The proposed hack makes it no easier to update the tree browser. For that step to be completed, someone (probably @jimallman ) will have to move the tree browser over to using strings as node designators. Having a special one-off version of tm that makes some of the old int-based calls work only hides the client calls that will be bugs in a few weeks.

I see no reason why changing tm is easier than

  1. deploying tmlite to devapi,
  2. announce that clients need to work with that API.
  3. fixing our core services.

When the core services (e.g. the browser) work on that version of the API, we are ready to make it live.

If this was 6 months ago, and we were giving external developers plenty of warning with a message of "for a while either int or string will work, but in a few months only strings will work" then I'd agree that this might be worth the effort. It would give people a chance to migrate in a piecemeal fashion. But at this stage, I can't imagine how it could be a good use of programmer-time, because we are going to need a complete switch over of clients to the new system.

jar398 commented 8 years ago

It's about testing. If you deploy A and B in lockstep ('flag day'), and there is an error in their interaction, it is harder to localize the source of the error than if they were deployed and tested in sequence. Debugging may require coordinating two programmers, and coordination is expensive and risky.

In the sequence you propose the system is unavailable between the end of step 1 and the end of step 3. Maybe that is OK for the dev system, if downtime is only a couple of days, but it is risky and uncomfortable.

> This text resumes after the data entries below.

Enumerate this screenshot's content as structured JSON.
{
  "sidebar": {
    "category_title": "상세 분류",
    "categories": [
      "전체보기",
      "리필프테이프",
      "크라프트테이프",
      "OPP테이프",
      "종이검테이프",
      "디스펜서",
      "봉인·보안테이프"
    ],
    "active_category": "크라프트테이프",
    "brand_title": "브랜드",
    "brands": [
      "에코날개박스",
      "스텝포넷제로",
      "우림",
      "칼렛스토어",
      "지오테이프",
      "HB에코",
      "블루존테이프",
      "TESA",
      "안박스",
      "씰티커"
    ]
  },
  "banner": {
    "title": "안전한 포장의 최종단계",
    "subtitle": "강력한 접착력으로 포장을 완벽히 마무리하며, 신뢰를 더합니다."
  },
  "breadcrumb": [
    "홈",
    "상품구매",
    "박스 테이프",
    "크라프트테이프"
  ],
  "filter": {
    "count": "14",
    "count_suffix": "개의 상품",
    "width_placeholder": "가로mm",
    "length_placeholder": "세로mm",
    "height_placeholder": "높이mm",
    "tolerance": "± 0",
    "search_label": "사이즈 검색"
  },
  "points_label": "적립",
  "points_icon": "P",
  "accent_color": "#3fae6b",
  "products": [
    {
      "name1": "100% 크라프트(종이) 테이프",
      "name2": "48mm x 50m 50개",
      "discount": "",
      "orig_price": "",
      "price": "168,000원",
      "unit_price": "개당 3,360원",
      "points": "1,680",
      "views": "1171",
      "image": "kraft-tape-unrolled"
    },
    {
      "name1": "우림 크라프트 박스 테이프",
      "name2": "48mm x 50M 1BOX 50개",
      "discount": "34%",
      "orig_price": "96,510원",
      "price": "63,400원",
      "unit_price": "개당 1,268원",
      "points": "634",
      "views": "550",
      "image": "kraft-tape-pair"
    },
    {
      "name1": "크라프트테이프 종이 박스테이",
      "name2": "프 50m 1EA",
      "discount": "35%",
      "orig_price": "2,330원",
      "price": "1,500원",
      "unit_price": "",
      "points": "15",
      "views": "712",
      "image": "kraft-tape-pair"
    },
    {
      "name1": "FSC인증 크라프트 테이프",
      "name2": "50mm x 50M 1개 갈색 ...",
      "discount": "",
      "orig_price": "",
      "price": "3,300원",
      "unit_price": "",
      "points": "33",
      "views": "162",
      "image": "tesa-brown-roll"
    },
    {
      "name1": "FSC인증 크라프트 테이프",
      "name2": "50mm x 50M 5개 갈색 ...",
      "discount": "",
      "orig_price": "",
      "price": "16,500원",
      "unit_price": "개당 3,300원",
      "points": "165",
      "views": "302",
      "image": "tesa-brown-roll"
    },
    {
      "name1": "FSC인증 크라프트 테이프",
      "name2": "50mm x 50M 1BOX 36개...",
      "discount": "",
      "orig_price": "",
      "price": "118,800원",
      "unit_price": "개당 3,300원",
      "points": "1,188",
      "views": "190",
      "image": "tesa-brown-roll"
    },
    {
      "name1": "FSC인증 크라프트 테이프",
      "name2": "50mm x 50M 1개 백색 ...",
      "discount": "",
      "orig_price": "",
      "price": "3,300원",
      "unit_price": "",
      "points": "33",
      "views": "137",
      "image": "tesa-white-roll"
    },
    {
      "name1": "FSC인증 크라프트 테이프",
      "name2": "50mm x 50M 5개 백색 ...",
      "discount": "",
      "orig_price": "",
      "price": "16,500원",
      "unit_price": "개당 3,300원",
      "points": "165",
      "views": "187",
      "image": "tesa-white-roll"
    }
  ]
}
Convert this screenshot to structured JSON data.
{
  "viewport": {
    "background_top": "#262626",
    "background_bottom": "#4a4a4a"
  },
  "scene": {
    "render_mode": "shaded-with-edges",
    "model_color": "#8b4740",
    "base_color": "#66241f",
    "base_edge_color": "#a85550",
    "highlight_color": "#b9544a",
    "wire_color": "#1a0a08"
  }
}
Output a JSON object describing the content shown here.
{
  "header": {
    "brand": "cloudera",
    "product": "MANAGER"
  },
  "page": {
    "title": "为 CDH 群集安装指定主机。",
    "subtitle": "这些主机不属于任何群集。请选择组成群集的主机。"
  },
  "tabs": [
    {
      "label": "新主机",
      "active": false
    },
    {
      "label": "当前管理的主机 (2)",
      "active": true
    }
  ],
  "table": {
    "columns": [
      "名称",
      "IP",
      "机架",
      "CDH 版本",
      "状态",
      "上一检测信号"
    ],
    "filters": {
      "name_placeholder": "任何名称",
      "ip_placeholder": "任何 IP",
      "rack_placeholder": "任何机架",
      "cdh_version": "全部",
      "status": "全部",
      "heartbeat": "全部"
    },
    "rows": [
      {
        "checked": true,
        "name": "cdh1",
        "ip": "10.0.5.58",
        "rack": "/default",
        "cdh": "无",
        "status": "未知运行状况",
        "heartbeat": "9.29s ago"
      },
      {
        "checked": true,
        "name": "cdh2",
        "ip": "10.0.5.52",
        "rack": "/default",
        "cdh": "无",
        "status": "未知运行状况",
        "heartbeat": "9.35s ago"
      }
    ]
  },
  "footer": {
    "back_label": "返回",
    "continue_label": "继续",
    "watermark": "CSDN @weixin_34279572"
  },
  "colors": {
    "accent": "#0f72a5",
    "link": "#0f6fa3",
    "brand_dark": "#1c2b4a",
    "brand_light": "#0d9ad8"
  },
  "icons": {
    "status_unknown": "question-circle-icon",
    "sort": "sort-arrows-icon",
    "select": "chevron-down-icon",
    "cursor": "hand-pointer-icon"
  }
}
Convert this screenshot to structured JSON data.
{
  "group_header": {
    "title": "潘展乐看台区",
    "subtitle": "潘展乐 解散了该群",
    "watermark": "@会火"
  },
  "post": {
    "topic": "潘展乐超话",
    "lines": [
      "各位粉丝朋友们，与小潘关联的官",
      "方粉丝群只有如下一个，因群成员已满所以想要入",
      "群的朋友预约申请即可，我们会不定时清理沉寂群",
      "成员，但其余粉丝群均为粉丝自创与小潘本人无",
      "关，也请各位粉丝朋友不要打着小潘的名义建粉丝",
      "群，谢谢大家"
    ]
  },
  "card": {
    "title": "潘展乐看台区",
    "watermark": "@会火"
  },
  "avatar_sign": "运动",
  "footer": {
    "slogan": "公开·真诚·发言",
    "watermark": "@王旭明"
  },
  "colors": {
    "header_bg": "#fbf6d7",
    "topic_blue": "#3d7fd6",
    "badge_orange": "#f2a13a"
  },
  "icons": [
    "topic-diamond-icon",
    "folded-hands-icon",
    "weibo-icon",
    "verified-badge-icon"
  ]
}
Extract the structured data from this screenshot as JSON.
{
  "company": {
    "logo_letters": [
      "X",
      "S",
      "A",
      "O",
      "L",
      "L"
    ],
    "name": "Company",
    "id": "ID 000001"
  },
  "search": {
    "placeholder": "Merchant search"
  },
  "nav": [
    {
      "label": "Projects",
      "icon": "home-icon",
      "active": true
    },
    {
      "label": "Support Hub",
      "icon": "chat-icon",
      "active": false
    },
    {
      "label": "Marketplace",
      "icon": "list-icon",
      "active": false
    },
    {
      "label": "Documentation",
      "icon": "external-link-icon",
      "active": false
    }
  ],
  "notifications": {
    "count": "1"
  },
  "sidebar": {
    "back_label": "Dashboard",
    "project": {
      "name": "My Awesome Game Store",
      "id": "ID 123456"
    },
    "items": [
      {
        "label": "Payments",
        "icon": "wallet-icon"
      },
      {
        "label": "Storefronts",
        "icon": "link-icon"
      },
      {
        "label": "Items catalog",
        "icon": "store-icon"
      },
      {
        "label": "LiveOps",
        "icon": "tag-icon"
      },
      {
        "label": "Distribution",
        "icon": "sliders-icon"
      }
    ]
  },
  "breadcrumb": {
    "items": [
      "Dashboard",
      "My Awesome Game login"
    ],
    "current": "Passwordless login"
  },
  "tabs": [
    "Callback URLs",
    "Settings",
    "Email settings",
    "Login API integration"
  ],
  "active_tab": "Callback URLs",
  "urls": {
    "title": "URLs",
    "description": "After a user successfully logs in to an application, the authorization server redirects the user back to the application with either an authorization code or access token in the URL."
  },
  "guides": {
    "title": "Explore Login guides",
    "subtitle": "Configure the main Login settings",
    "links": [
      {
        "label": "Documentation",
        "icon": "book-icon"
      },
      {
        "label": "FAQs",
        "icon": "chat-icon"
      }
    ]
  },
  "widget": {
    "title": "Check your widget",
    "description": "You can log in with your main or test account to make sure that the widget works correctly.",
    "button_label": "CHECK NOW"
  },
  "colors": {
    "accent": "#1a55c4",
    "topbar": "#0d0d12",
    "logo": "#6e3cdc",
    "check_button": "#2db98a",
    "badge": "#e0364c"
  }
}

It is clearly a tradeoff. If the hack is easy to do there is no reason not to do it. If it is hard then that is a reason not to do it.

mtholder commented 8 years ago

"Maybe that is OK for the dev system, if downtime is only a couple of days, but it is risky and uncomfortable."

My suggestion was to deploy to dev, and No - It is not risky to have tree browsing not working on dev. That is the point of having a dev system - to test things before they are deployed to production.

josephwb commented 8 years ago

What is the consensus on this @kcranston @jar398? @mtholder seems against it, and I agree; seems like annoying backwards step for what will amount to a brief time window. I'll do whatever, of course.

jar398 commented 8 years ago

@josephwb If this were done I would not ask you to work on it, I would probably do it myself.

The time for doing this the right way has passed for a number of reasons.